RCA - 503 errors in eu-central on March 7, 2023
We use Hashicorp’s Vault product to secure access to secrets within our clusters. Vault is configured in a highly available active-standby configuration, with one active instance and two standby instances (the recommended HA configuration). On March 7, 2023, 09:26 UTC we saw a high rate of errors on the write and read paths in eu-central, due to Vault becoming unreachable. We restarted Vault, and then restarted the query, write and storage pods in a controlled manner, and the cluster recovered.

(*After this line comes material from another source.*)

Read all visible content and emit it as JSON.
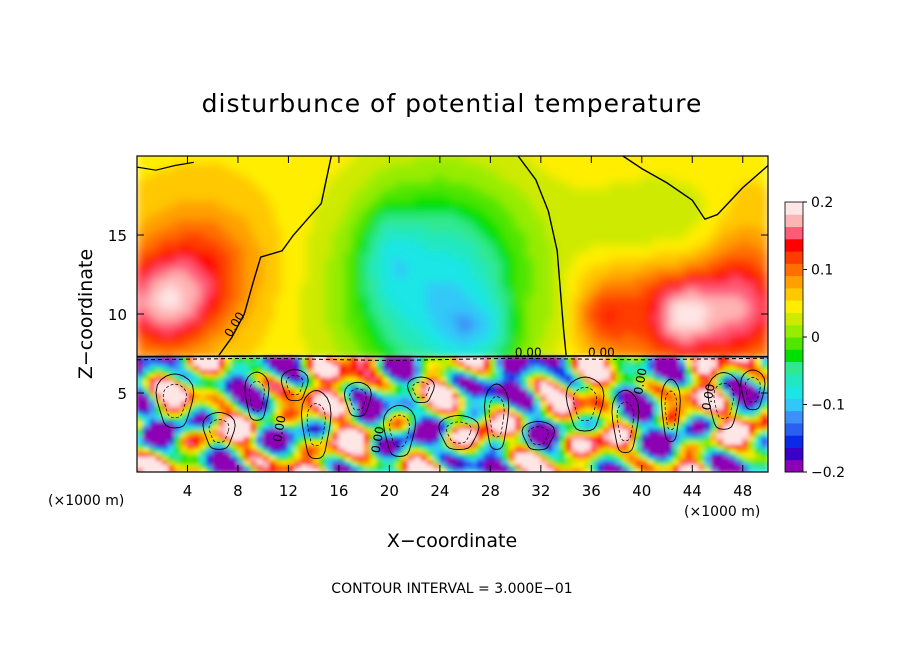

The root cause was our Vault infrastructure becoming overloaded. We use Vault to securely handle authorization tokens and store customer secrets. The number of requests became too high for the Vault system to respond in a timely manner causing requests to fail. Because the write and read services rely on the secrets in Vault to be able to process customer data, these services started failing health checks and being restarted in an attempt to recover. Each restart increased the load on Vault further, creating a positive feedback loop that meant the system could not recover without intervention.
As we had learned in the incident of Feb 24, 2023, Vault can get overwhelmed when too many pods try to connect to Vault at the same time. The remedial action we took was to scale down the size of the worker pools for all customer-facing services in order to reduce the load on Vault to enable it to recover and then slowly increase them back to the previous levels in a controlled manner to avoid stressing the Vault system further. This enabled the cluster to return to normal operation.